5 percent of the adult population suffers from depression in Latin America and Caribbean, but six out of ten do not receive treatment, said Tuesday the Pan American Health Organization (PAHO).
Comparatively, 8% of North Americas (USA) suffers from depression.
At the World Mental Health conference held on 10 October, the regional office of the World Health Organization (WHO) said that this disease affects 350 million people worldwide.
The agency said that despite being a treatable disease, there are still many patients who do not seek or do not receive the treatment they need and Latin America about 63,000 people commits suicide annually.
PAHO says many patients hide their depression to avoid being stigmatized and has therefore launched the “Depression, a global crisis” to increase awareness of the disease and sufferers learn to recognize and deal with it as it “has a good prognosis if treated promptly and appropriately.”

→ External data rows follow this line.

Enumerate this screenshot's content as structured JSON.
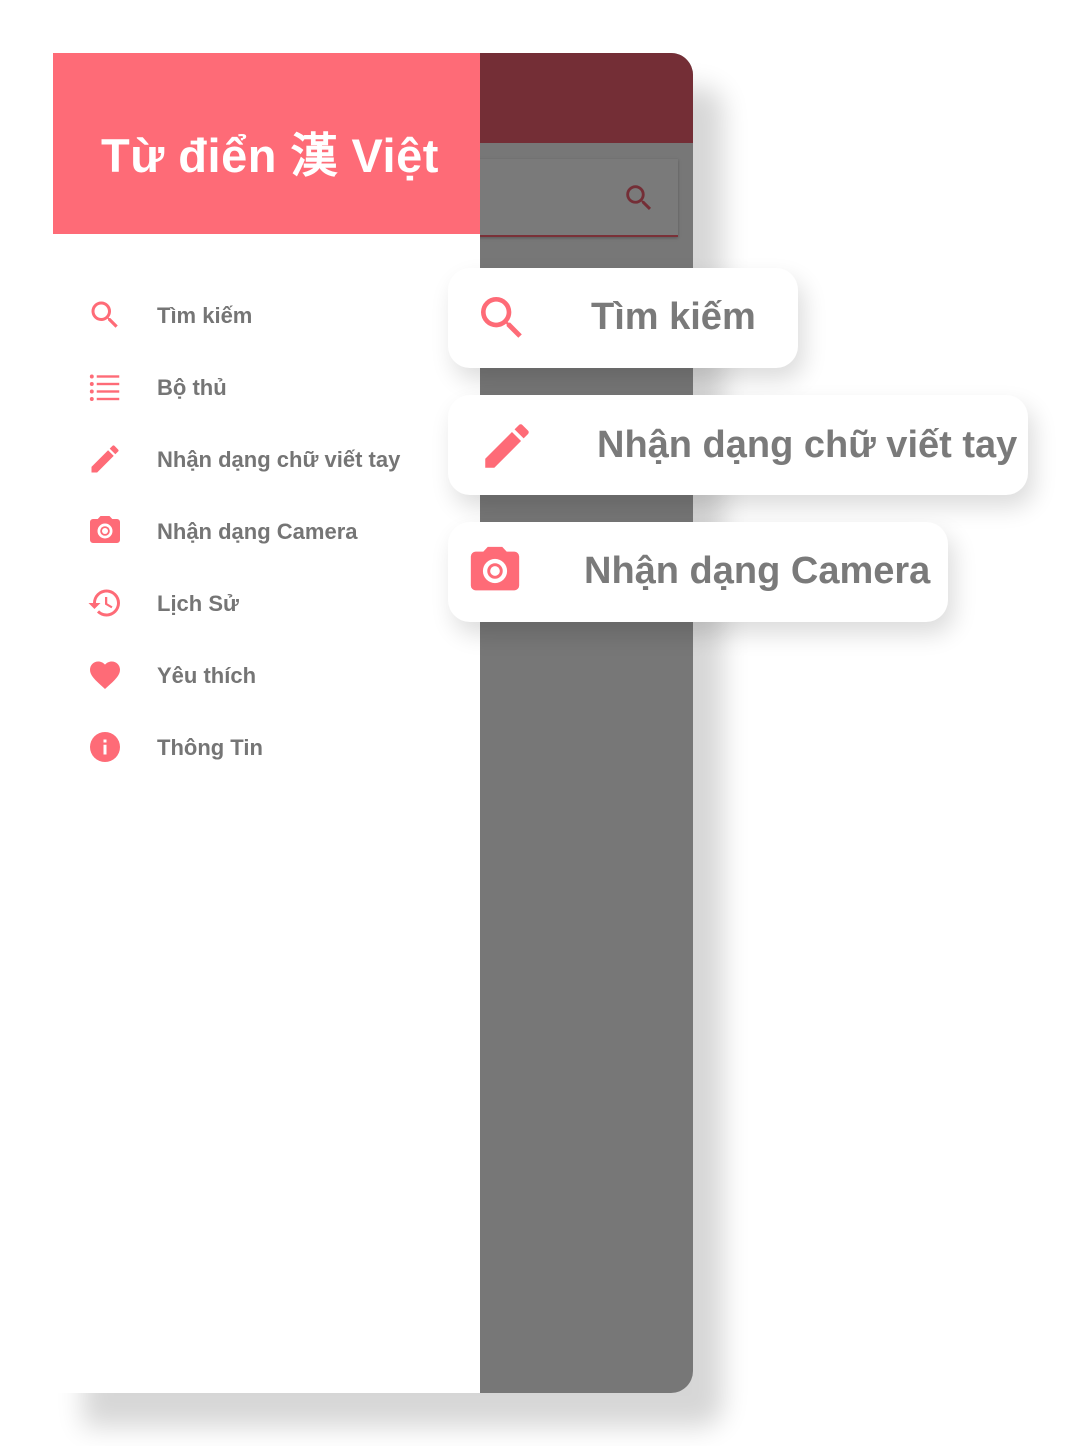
{
  "colors": {
    "accent": "#fe6b77",
    "header_dark": "#742e36",
    "scrim": "#777777",
    "text_gray": "#757575"
  },
  "drawer": {
    "title": "Từ điển 漢 Việt",
    "items": [
      {
        "icon": "search-icon",
        "label": "Tìm kiếm"
      },
      {
        "icon": "list-icon",
        "label": "Bộ thủ"
      },
      {
        "icon": "pencil-icon",
        "label": "Nhận dạng chữ viết tay"
      },
      {
        "icon": "camera-icon",
        "label": "Nhận dạng Camera"
      },
      {
        "icon": "history-icon",
        "label": "Lịch Sử"
      },
      {
        "icon": "heart-icon",
        "label": "Yêu thích"
      },
      {
        "icon": "info-icon",
        "label": "Thông Tin"
      }
    ]
  },
  "app_behind": {
    "search_icon": "search-icon"
  },
  "callouts": [
    {
      "icon": "search-icon",
      "label": "Tìm kiếm"
    },
    {
      "icon": "pencil-icon",
      "label": "Nhận dạng chữ viết tay"
    },
    {
      "icon": "camera-icon",
      "label": "Nhận dạng Camera"
    }
  ]
}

Mild cases and some moderates “can be solved, basically, social support, family, brief psychotherapy or other forms of psychosocial intervention that can be performed by primary care physicians or health care organizations that provide community support people, “he said.

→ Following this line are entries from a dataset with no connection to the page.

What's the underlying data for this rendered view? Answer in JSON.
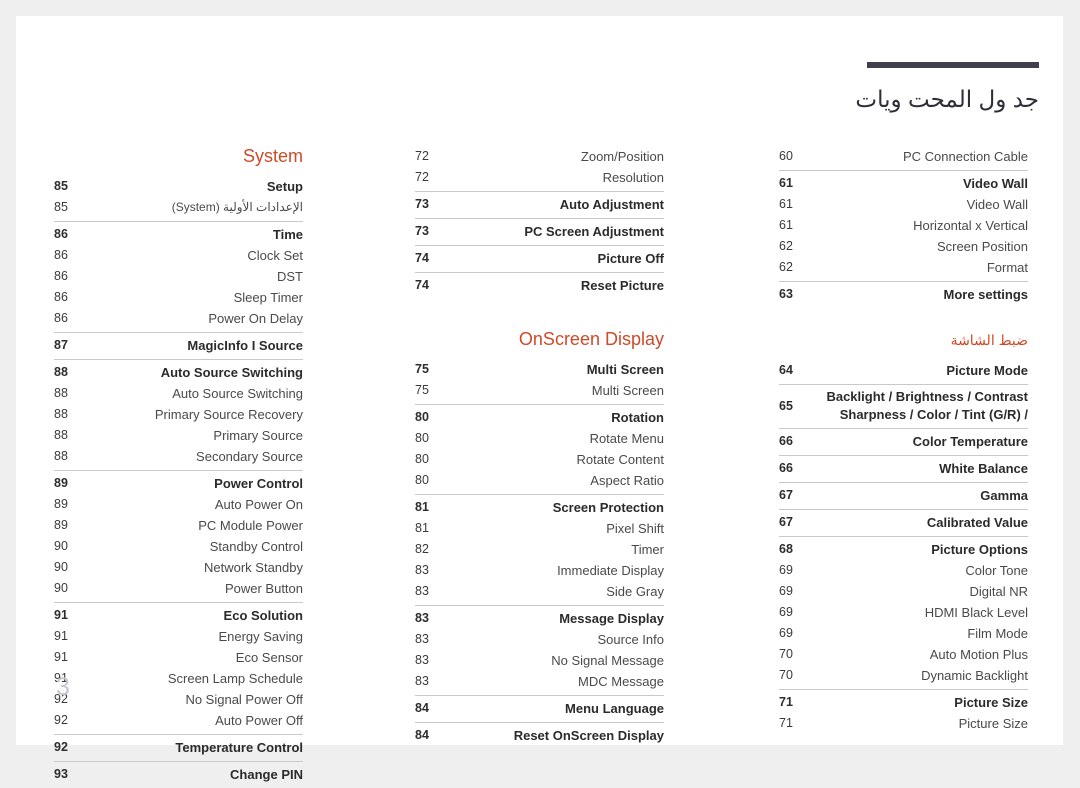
{
  "header": {
    "title": "جد ول المحت ويات",
    "rule_color": "#3f3f4f"
  },
  "page_number": "3",
  "accent_color": "#ce4a28",
  "columns": {
    "left": {
      "section_title": "System",
      "groups": [
        {
          "entries": [
            {
              "page": "85",
              "label": "Setup",
              "bold": true
            },
            {
              "page": "85",
              "label": "الإعدادات الأولية (System)",
              "bold": false,
              "rtl": true
            }
          ]
        },
        {
          "entries": [
            {
              "page": "86",
              "label": "Time",
              "bold": true
            },
            {
              "page": "86",
              "label": "Clock Set",
              "bold": false
            },
            {
              "page": "86",
              "label": "DST",
              "bold": false
            },
            {
              "page": "86",
              "label": "Sleep Timer",
              "bold": false
            },
            {
              "page": "86",
              "label": "Power On Delay",
              "bold": false
            }
          ]
        },
        {
          "entries": [
            {
              "page": "87",
              "label": "MagicInfo I Source",
              "bold": true
            }
          ]
        },
        {
          "entries": [
            {
              "page": "88",
              "label": "Auto Source Switching",
              "bold": true
            },
            {
              "page": "88",
              "label": "Auto Source Switching",
              "bold": false
            },
            {
              "page": "88",
              "label": "Primary Source Recovery",
              "bold": false
            },
            {
              "page": "88",
              "label": "Primary Source",
              "bold": false
            },
            {
              "page": "88",
              "label": "Secondary Source",
              "bold": false
            }
          ]
        },
        {
          "entries": [
            {
              "page": "89",
              "label": "Power Control",
              "bold": true
            },
            {
              "page": "89",
              "label": "Auto Power On",
              "bold": false
            },
            {
              "page": "89",
              "label": "PC Module Power",
              "bold": false
            },
            {
              "page": "90",
              "label": "Standby Control",
              "bold": false
            },
            {
              "page": "90",
              "label": "Network Standby",
              "bold": false
            },
            {
              "page": "90",
              "label": "Power Button",
              "bold": false
            }
          ]
        },
        {
          "entries": [
            {
              "page": "91",
              "label": "Eco Solution",
              "bold": true
            },
            {
              "page": "91",
              "label": "Energy Saving",
              "bold": false
            },
            {
              "page": "91",
              "label": "Eco Sensor",
              "bold": false
            },
            {
              "page": "91",
              "label": "Screen Lamp Schedule",
              "bold": false
            },
            {
              "page": "92",
              "label": "No Signal Power Off",
              "bold": false
            },
            {
              "page": "92",
              "label": "Auto Power Off",
              "bold": false
            }
          ]
        },
        {
          "entries": [
            {
              "page": "92",
              "label": "Temperature Control",
              "bold": true
            }
          ]
        },
        {
          "entries": [
            {
              "page": "93",
              "label": "Change PIN",
              "bold": true
            }
          ]
        }
      ]
    },
    "middle": {
      "section_title_top": "",
      "groups_top": [
        {
          "entries": [
            {
              "page": "72",
              "label": "Zoom/Position",
              "bold": false
            },
            {
              "page": "72",
              "label": "Resolution",
              "bold": false
            }
          ]
        },
        {
          "entries": [
            {
              "page": "73",
              "label": "Auto Adjustment",
              "bold": true
            }
          ]
        },
        {
          "entries": [
            {
              "page": "73",
              "label": "PC Screen Adjustment",
              "bold": true
            }
          ]
        },
        {
          "entries": [
            {
              "page": "74",
              "label": "Picture Off",
              "bold": true
            }
          ]
        },
        {
          "entries": [
            {
              "page": "74",
              "label": "Reset Picture",
              "bold": true
            }
          ]
        }
      ],
      "section_title": "OnScreen Display",
      "groups": [
        {
          "entries": [
            {
              "page": "75",
              "label": "Multi Screen",
              "bold": true
            },
            {
              "page": "75",
              "label": "Multi Screen",
              "bold": false
            }
          ]
        },
        {
          "entries": [
            {
              "page": "80",
              "label": "Rotation",
              "bold": true
            },
            {
              "page": "80",
              "label": "Rotate Menu",
              "bold": false
            },
            {
              "page": "80",
              "label": "Rotate Content",
              "bold": false
            },
            {
              "page": "80",
              "label": "Aspect Ratio",
              "bold": false
            }
          ]
        },
        {
          "entries": [
            {
              "page": "81",
              "label": "Screen Protection",
              "bold": true
            },
            {
              "page": "81",
              "label": "Pixel Shift",
              "bold": false
            },
            {
              "page": "82",
              "label": "Timer",
              "bold": false
            },
            {
              "page": "83",
              "label": "Immediate Display",
              "bold": false
            },
            {
              "page": "83",
              "label": "Side Gray",
              "bold": false
            }
          ]
        },
        {
          "entries": [
            {
              "page": "83",
              "label": "Message Display",
              "bold": true
            },
            {
              "page": "83",
              "label": "Source Info",
              "bold": false
            },
            {
              "page": "83",
              "label": "No Signal Message",
              "bold": false
            },
            {
              "page": "83",
              "label": "MDC Message",
              "bold": false
            }
          ]
        },
        {
          "entries": [
            {
              "page": "84",
              "label": "Menu Language",
              "bold": true
            }
          ]
        },
        {
          "entries": [
            {
              "page": "84",
              "label": "Reset OnScreen Display",
              "bold": true
            }
          ]
        }
      ]
    },
    "right": {
      "groups_top": [
        {
          "entries": [
            {
              "page": "60",
              "label": "PC Connection Cable",
              "bold": false
            }
          ]
        },
        {
          "entries": [
            {
              "page": "61",
              "label": "Video Wall",
              "bold": true
            },
            {
              "page": "61",
              "label": "Video Wall",
              "bold": false
            },
            {
              "page": "61",
              "label": "Horizontal x Vertical",
              "bold": false
            },
            {
              "page": "62",
              "label": "Screen Position",
              "bold": false
            },
            {
              "page": "62",
              "label": "Format",
              "bold": false
            }
          ]
        },
        {
          "entries": [
            {
              "page": "63",
              "label": "More settings",
              "bold": true
            }
          ]
        }
      ],
      "section_title": "ضبط الشاشة",
      "groups": [
        {
          "entries": [
            {
              "page": "64",
              "label": "Picture Mode",
              "bold": true
            }
          ]
        },
        {
          "entries": [
            {
              "page": "65",
              "label": "Backlight / Brightness / Contrast\nSharpness / Color / Tint (G/R) /",
              "bold": true,
              "two_line": true
            }
          ]
        },
        {
          "entries": [
            {
              "page": "66",
              "label": "Color Temperature",
              "bold": true
            }
          ]
        },
        {
          "entries": [
            {
              "page": "66",
              "label": "White Balance",
              "bold": true
            }
          ]
        },
        {
          "entries": [
            {
              "page": "67",
              "label": "Gamma",
              "bold": true
            }
          ]
        },
        {
          "entries": [
            {
              "page": "67",
              "label": "Calibrated Value",
              "bold": true
            }
          ]
        },
        {
          "entries": [
            {
              "page": "68",
              "label": "Picture Options",
              "bold": true
            },
            {
              "page": "69",
              "label": "Color Tone",
              "bold": false
            },
            {
              "page": "69",
              "label": "Digital NR",
              "bold": false
            },
            {
              "page": "69",
              "label": "HDMI Black Level",
              "bold": false
            },
            {
              "page": "69",
              "label": "Film Mode",
              "bold": false
            },
            {
              "page": "70",
              "label": "Auto Motion Plus",
              "bold": false
            },
            {
              "page": "70",
              "label": "Dynamic Backlight",
              "bold": false
            }
          ]
        },
        {
          "entries": [
            {
              "page": "71",
              "label": "Picture Size",
              "bold": true
            },
            {
              "page": "71",
              "label": "Picture Size",
              "bold": false
            }
          ]
        }
      ]
    }
  }
}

In this sense, the organization regretted that it still need investment in primary care in the region, where the percentage of the health budget allocated to mental health is less than 2 percent of this, 67 percent goes to psychiatric.

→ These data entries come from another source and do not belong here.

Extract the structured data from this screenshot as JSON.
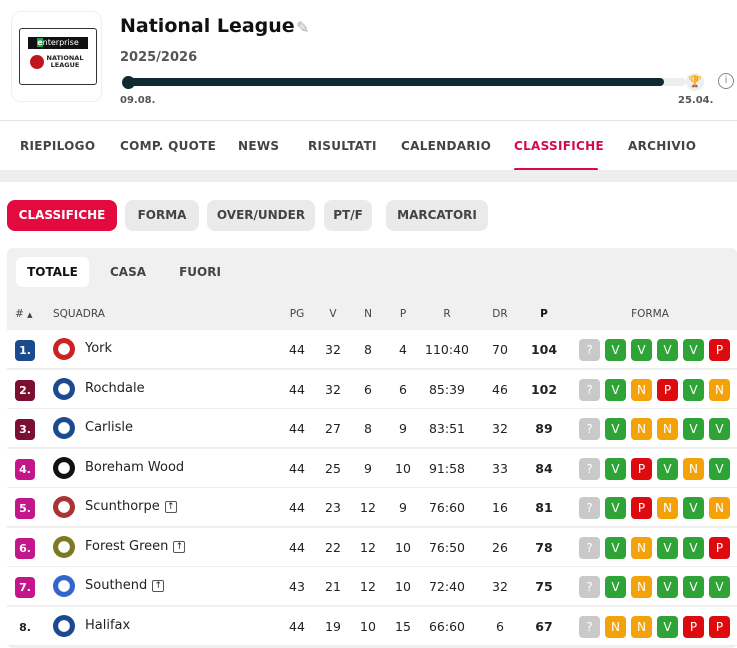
{
  "header": {
    "title": "National League",
    "season": "2025/2026",
    "start_date": "09.08.",
    "end_date": "25.04.",
    "progress": 0.96,
    "logo_text": [
      "enterprise",
      "NATIONAL LEAGUE"
    ],
    "icons": [
      "pin-icon",
      "trophy-icon",
      "info-icon"
    ]
  },
  "tabs": [
    "RIEPILOGO",
    "COMP. QUOTE",
    "NEWS",
    "RISULTATI",
    "CALENDARIO",
    "CLASSIFICHE",
    "ARCHIVIO"
  ],
  "active_tab": "CLASSIFICHE",
  "filters": [
    "CLASSIFICHE",
    "FORMA",
    "OVER/UNDER",
    "PT/F",
    "MARCATORI"
  ],
  "subtabs": [
    "TOTALE",
    "CASA",
    "FUORI"
  ],
  "columns": {
    "rank": "#",
    "team": "SQUADRA",
    "pg": "PG",
    "v": "V",
    "n": "N",
    "p": "P",
    "r": "R",
    "dr": "DR",
    "pts": "P",
    "form": "FORMA"
  },
  "colors": {
    "accent": "#d6094a",
    "win": "#2ea336",
    "draw": "#f4a20a",
    "loss": "#dd0a0f",
    "unknown": "#c9c9c9"
  },
  "rows": [
    {
      "rank": "1.",
      "team": "York",
      "pg": "44",
      "v": "32",
      "n": "8",
      "p": "4",
      "r": "110:40",
      "dr": "70",
      "pts": "104",
      "promo": false,
      "rank_color": "#1c4a8e",
      "form": [
        "?",
        "V",
        "V",
        "V",
        "V",
        "P"
      ]
    },
    {
      "rank": "2.",
      "team": "Rochdale",
      "pg": "44",
      "v": "32",
      "n": "6",
      "p": "6",
      "r": "85:39",
      "dr": "46",
      "pts": "102",
      "promo": false,
      "rank_color": "#7b0f31",
      "form": [
        "?",
        "V",
        "N",
        "P",
        "V",
        "N"
      ]
    },
    {
      "rank": "3.",
      "team": "Carlisle",
      "pg": "44",
      "v": "27",
      "n": "8",
      "p": "9",
      "r": "83:51",
      "dr": "32",
      "pts": "89",
      "promo": false,
      "rank_color": "#7b0f31",
      "form": [
        "?",
        "V",
        "N",
        "N",
        "V",
        "V"
      ]
    },
    {
      "rank": "4.",
      "team": "Boreham Wood",
      "pg": "44",
      "v": "25",
      "n": "9",
      "p": "10",
      "r": "91:58",
      "dr": "33",
      "pts": "84",
      "promo": false,
      "rank_color": "#c3168a",
      "form": [
        "?",
        "V",
        "P",
        "V",
        "N",
        "V"
      ]
    },
    {
      "rank": "5.",
      "team": "Scunthorpe",
      "pg": "44",
      "v": "23",
      "n": "12",
      "p": "9",
      "r": "76:60",
      "dr": "16",
      "pts": "81",
      "promo": true,
      "rank_color": "#c3168a",
      "form": [
        "?",
        "V",
        "P",
        "N",
        "V",
        "N"
      ]
    },
    {
      "rank": "6.",
      "team": "Forest Green",
      "pg": "44",
      "v": "22",
      "n": "12",
      "p": "10",
      "r": "76:50",
      "dr": "26",
      "pts": "78",
      "promo": true,
      "rank_color": "#c3168a",
      "form": [
        "?",
        "V",
        "N",
        "V",
        "V",
        "P"
      ]
    },
    {
      "rank": "7.",
      "team": "Southend",
      "pg": "43",
      "v": "21",
      "n": "12",
      "p": "10",
      "r": "72:40",
      "dr": "32",
      "pts": "75",
      "promo": true,
      "rank_color": "#c3168a",
      "form": [
        "?",
        "V",
        "N",
        "V",
        "V",
        "V"
      ]
    },
    {
      "rank": "8.",
      "team": "Halifax",
      "pg": "44",
      "v": "19",
      "n": "10",
      "p": "15",
      "r": "66:60",
      "dr": "6",
      "pts": "67",
      "promo": false,
      "rank_color": "",
      "form": [
        "?",
        "N",
        "N",
        "V",
        "P",
        "P"
      ]
    }
  ]
}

However, PAHO recognizes that there has been progress and 76.5 percent of the countries of Latin America and the Caribbean have a national mental health plan.
Depression is a mental disorder that affects more people in the world and it is estimated that 25 percent of the world population suffers from one or more mental or behavioral disorders throughout his life.
Mental and neurological disorders account for 14 percent of the global burden of disease worldwide and 22 percent in Latin America and the Caribbean.
Among mental disorders in Latin America and the Caribbean, depression is the biggest impact (5%), followed by anxiety disorders (3.4%), dysthymia (1.7%), obsessive compulsive (1.4%), panic disorder and non-affective psychosis (1% each), and bipolar disorder (0.8%), among others.
Depression is more common in women than in men. Between two and four in ten mothers in developing countries suffer from depression during pregnancy or postpartum.